Macro Level Theories

  • Knowledge Gap Hypothesis
  • Agenda Setting Theory
  • Cultivation Studies
  • Risk Communication

Knowledge Gap Hypothesis

  • Proposes that knowledge and information are not equally distributed across populations.
  • Proposes that an increasing flow of information into a social system (e.g. from a media campaign) is more likely to benefit groups of higher socioeconomic status (SES) than their counterparts with lower SES.
  • Based on the Knowledge Gap Hypothesis, large-scale public health campaigns would only perpetuate inequities.
  • Emphasizes how the structure and organization of communities and societies function as means of social control and conflict management.
  • Contradicted conventional wisdom that media campaigns are a simple panacea for resolving social problems and suggested that media have differential impact on audiences based on social class and social structural conditions in communities.
  • Has a variety of contingent and contributory conditions that could affect knowledge gaps, including: content domains; channel influence; social conflict and community mobilization; structure of communities; and individual motivational factors.
  • Content and Channel Factors
    • Does health information appeal broadly to all SES groups or does the channel of communication influence information received?
    • People who obtain their news from print media are usually more knowledgeable than those who receive it from other media.
  • Social Conflict and Mobilization
    • Social conflict and community mobilization influences knowledge gaps as they both increase public salience about interpersonal communication issues.
  • Community structure and Pluralism
    • Structure of communities is a largely non-modifiable factor that affects knowledge gaps.
  • Motivational Factors
    • Differential levels of motivation, salience and interest in specific topics, and not differential SES, influences knowledge gap.
      • The empirical evidence isn't clear in either direction SES vs. motivation, salience and interest.

Agenda Setting Theory

  • Public Agenda Setting presents high correlation between media coverage of issues and the public's opinion of the importance of those issues.
  • Agenda setting presents a number of opportunities for applications in public health interventions
  • Three types of agenda setting research
    • Public agenda setting examines the link between media portrayal of issues and their impact on issue priorities assigned by the public
    • Policy agenda setting examines the connections between media coverage and the legislative agenda of policy making bodies
    • Media agenda setting focuses on factors that influence the media to cover certain issues

Cultivation Studies

  • Assess the impact that the mass media have on our perceptions of reality.
  • Focuses on the pervasive presence of television and visual media whereby viewers accept the world portrayed by television as real.
  • Two types of research:
    • Message system analysis
      • Seeks to examine the world that television constructs
        • A study assesses television characters to show that in TV world, men outnumber women, young people and senior citizens are underrepresented and professional and law enforcement personnel are overrepresented.
    • Cultivation analysis
      • Heavy television exposure has a profound effect on viewer's social reality where they give "television answers" to opinion and knowledge, perceive the world as violent, be less trusting of others, to overestimate the number of people employed in law enforcement, and fear that they are more likely than is statistically true to be victims of crime.
  • Two distinct mechanisms:
  • Mainstreaming
    • Sharing of common outlooks.
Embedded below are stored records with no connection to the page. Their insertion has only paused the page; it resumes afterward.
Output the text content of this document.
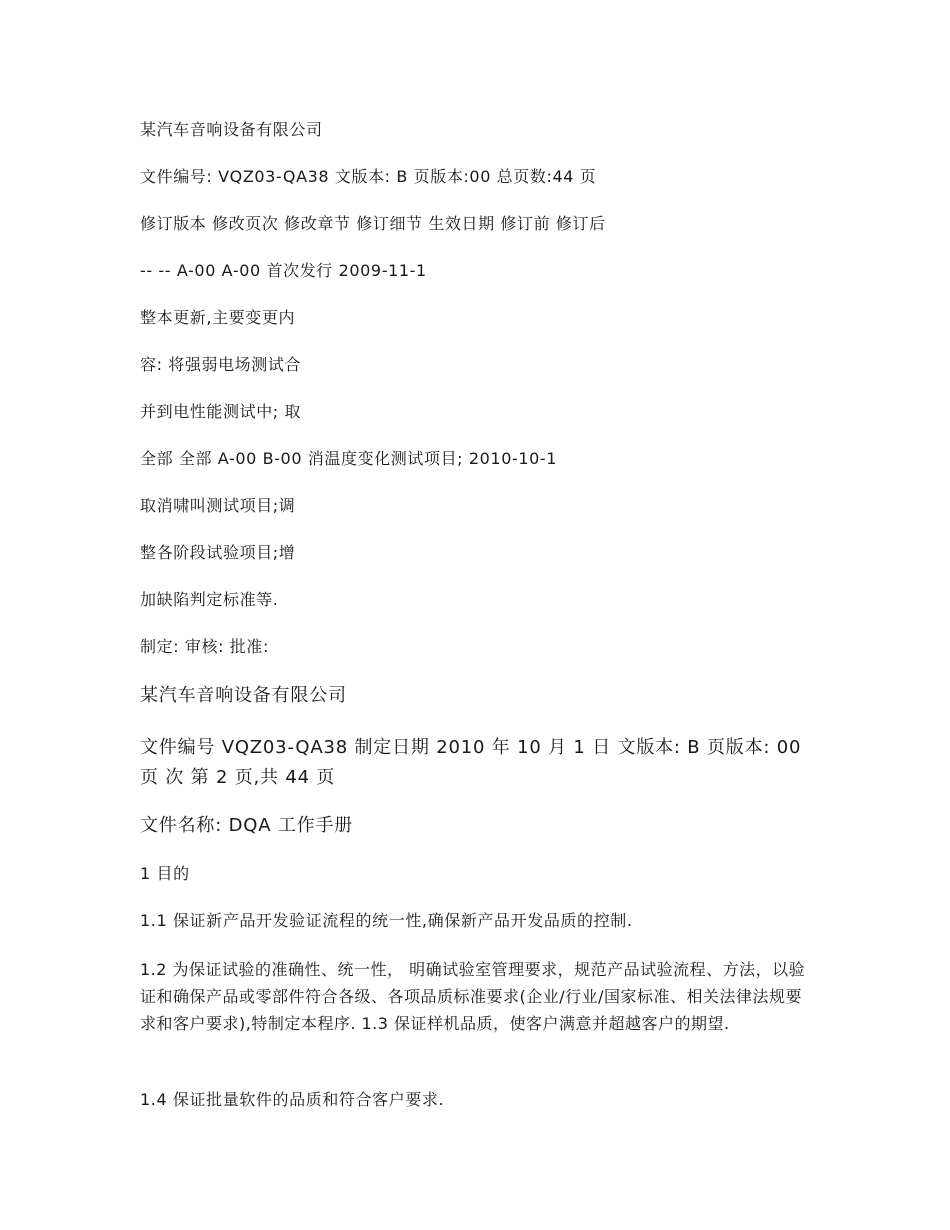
某汽车音响设备有限公司

文件编号: VQZ03-QA38 文版本: B 页版本:00 总页数:44 页

修订版本 修改页次 修改章节 修订细节 生效日期 修订前 修订后

-- -- A-00 A-00 首次发行 2009-11-1

整本更新,主要变更内

容: 将强弱电场测试合

并到电性能测试中; 取

全部 全部 A-00 B-00 消温度变化测试项目; 2010-10-1

取消啸叫测试项目;调

整各阶段试验项目;增

加缺陷判定标准等.

制定: 审核: 批准:

某汽车音响设备有限公司

文件编号 VQZ03-QA38 制定日期 2010 年 10 月 1 日 文版本: B 页版本: 00 页 次 第 2 页,共 44 页

文件名称: DQA 工作手册

1 目的

1.1 保证新产品开发验证流程的统一性,确保新产品开发品质的控制.

1.2 为保证试验的准确性、统一性， 明确试验室管理要求，规范产品试验流程、方法，以验证和确保产品或零部件符合各级、各项品质标准要求(企业/行业/国家标准、相关法律法规要求和客户要求),特制定本程序. 1.3 保证样机品质，使客户满意并超越客户的期望.

1.4 保证批量软件的品质和符合客户要求.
That is, irrespective of their different sociodemographic backgrounds, heavy television viewers share the same worldview.
  • Resonance
    • More powerful than mainstreaming
    • For certain individuals, reality on television maybe more congruent with the reality of their lives whereby the receive a double dose of the cultivation effect.

Risk Communication

  • Concerns how individuals and group perceive, process and act on their understanding of risk.
  • Addresses how the media and other powerful institutions shape these processes for general or specific outcomes.
  • At the individual levels, researchers have focused on understanding cognitive mechanisms, developing expert and mental models of communications, issues of confusion and misinformation, efficacy of individualized counseling and tailoring and advantages of intensive, calibrated and directed communications.
  • Researchers also emphasize cognitive mechanisms by which individuals are exposed to, and attend to information about risk; how they act upon risk information to alter their behavior.
  • At the community level, studies of risk communication focus on the interaction of populations and social institutions and the mass media in the formation of and management of public opinion and policy-making about risk.
  • Much of the theoretical basis at the community level is owed to agenda-setting and agenda-building perspectives as well as research on definition and framing of public issues.
  • Risk is seen as a social construction, a product of communication activity of social institutions, advocates and the public.
  • Public definitions of risk usually include some form of scientifically assessed risk information (objective risk) mediated by the political and social context of the risk.